Kepakan sayap mulai bersuara
Menyuguhkan dingin selimut yang gulita
Menjadikannya tempat paling istimewa,
yang menahanmu untuk tetap ada.

- Serdadu Pejuang Rasa, Batam 21 November 2019

19/11/19

Rentang

Barangkali,
Hanya sedekat jemari dan kaca-kaca yang dinanti hujan.
Jumpa kita tersekat satuan.
Kau adalah suhu dinding kamar, dan aku adalah pantulan cahaya ditengah deras yang berbinar.

Bersama, 
kita menjadi embun,
Tempat simbol hati berkerumun, 
hilang seketika, tersapu rindu yang menahun.

Barangkali,
Hanya sebatas akrab rentetan klausa dalam frasa
Debar yang ada, tak mampu diredam aksara
Bersama,
Kita mengisi rumpang bagian alinea,
Terpisah, kita menjadi yatim dan piatu puluhan kata

Barangkali,
Hanya sebatas ampas dan kopi,
Bersama, kita menjadi pahit sempurna yang bermuara pada lidah manusia,
Mengalir menuju pencernaan, lalu terserap sebagai ketenangan yang maha dahsyat.

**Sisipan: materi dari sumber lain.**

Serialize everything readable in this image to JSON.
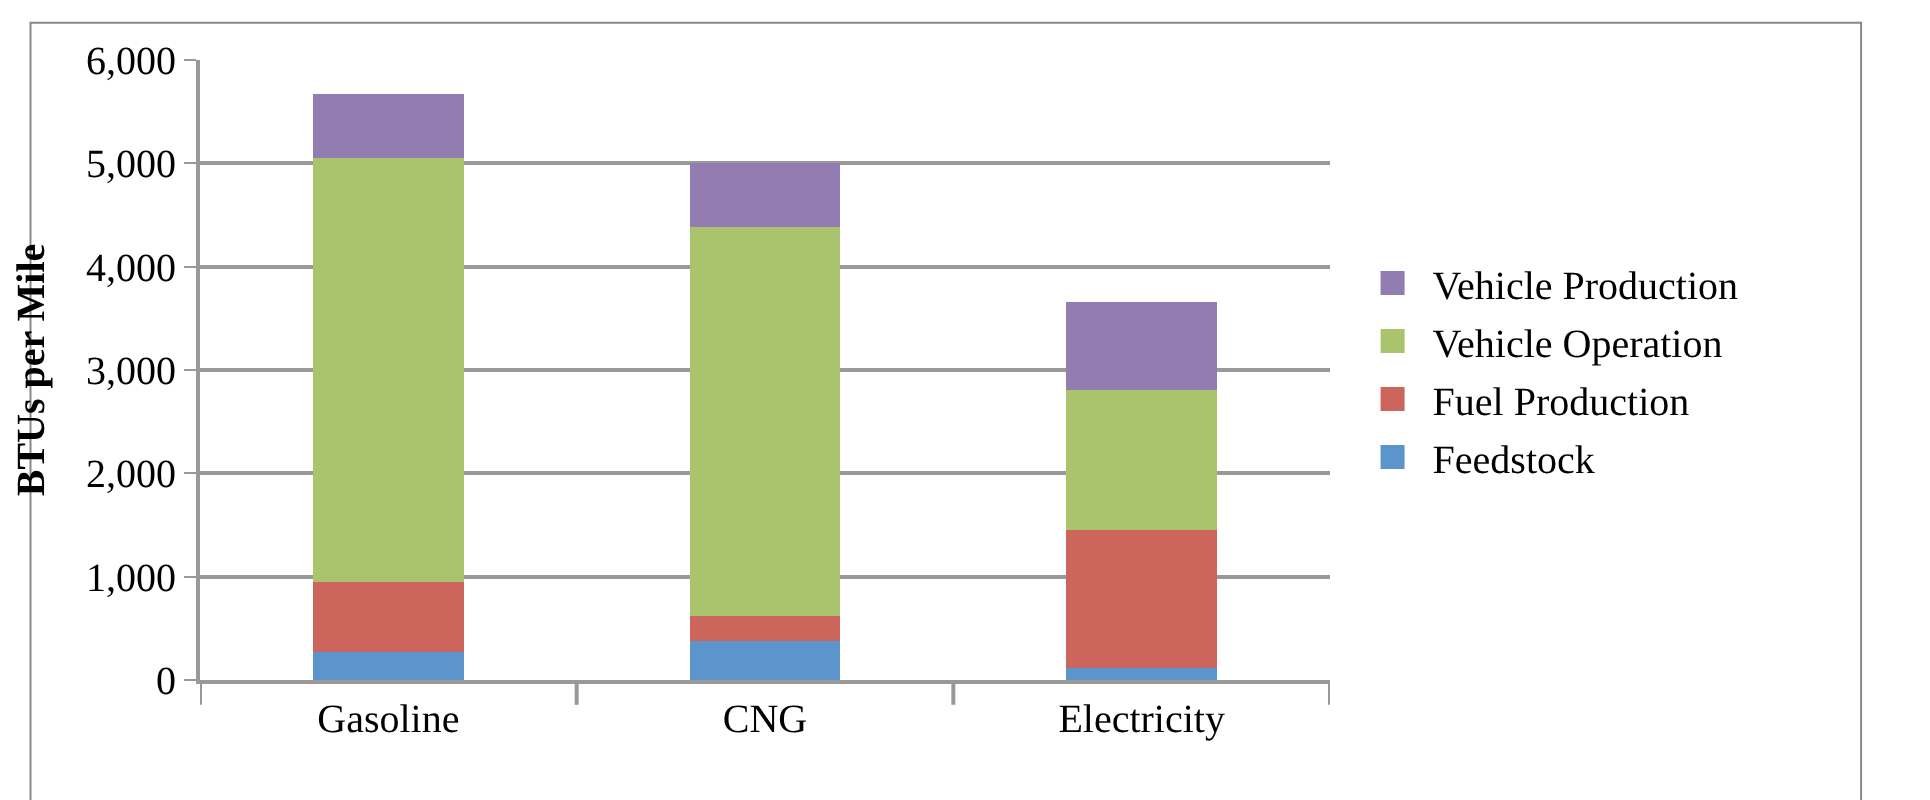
{
  "chart_data": {
    "type": "bar",
    "stacked": true,
    "ylabel": "BTUs per Mile",
    "categories": [
      "Gasoline",
      "CNG",
      "Electricity"
    ],
    "series": [
      {
        "name": "Feedstock",
        "color": "#5b95cb",
        "values": [
          270,
          380,
          115
        ]
      },
      {
        "name": "Fuel Production",
        "color": "#cc665d",
        "values": [
          680,
          240,
          1340
        ]
      },
      {
        "name": "Vehicle Operation",
        "color": "#a9c46c",
        "values": [
          4100,
          3760,
          1350
        ]
      },
      {
        "name": "Vehicle Production",
        "color": "#937cb0",
        "values": [
          620,
          620,
          850
        ]
      }
    ],
    "ylim": [
      0,
      6000
    ],
    "yticks": [
      {
        "value": 0,
        "label": "0"
      },
      {
        "value": 1000,
        "label": "1,000"
      },
      {
        "value": 2000,
        "label": "2,000"
      },
      {
        "value": 3000,
        "label": "3,000"
      },
      {
        "value": 4000,
        "label": "4,000"
      },
      {
        "value": 5000,
        "label": "5,000"
      },
      {
        "value": 6000,
        "label": "6,000"
      }
    ],
    "grid": "y",
    "legend": "right"
  }
}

Kita bisa lebih lancang dari rintik yang memeluk tanah,
Bisa menjadi yang paling keras kepala dibanding gemintang ditengah lampu kota.

Barangkali, angkasa jemu dengan untaian nama yang sama,
Maka, kita cukupkan sejenak dan mulailah menjadi paling berisik diantara sunyi,
Hingga kelak, ketika lagu-lagu itu mulai bersuara,
Segalamu akan kembali sebagai yang luar biasa.

- Serdadu Pejuang Rasa, Batam 19 November 2019

Narasi Ilalang

Sepenggal sajak jalang, tengah dibacakan diantara kalut marut ilalang.
Tepat, ditepian halimun yang berkerumun,
Tatap pemuda itu berlarian, 
Mencari sudut-sudut persembunyian,

Dicelah bebatuan, 
dibalik karpet kemerahan,
ditengah telapak tangan, 
di jari-jari yang dikepalkan,
pada berkah-berkah yang dirapalkan
hingga, disela sorak tangis yang bersahutan.

“ Aku menemukanmu ! “
sahut detik pertama yang tertawa,
detik kedua, deras menyambangi pelupuk mata,
dan detik ketiga, hening bertamu tanpa mengenal kala.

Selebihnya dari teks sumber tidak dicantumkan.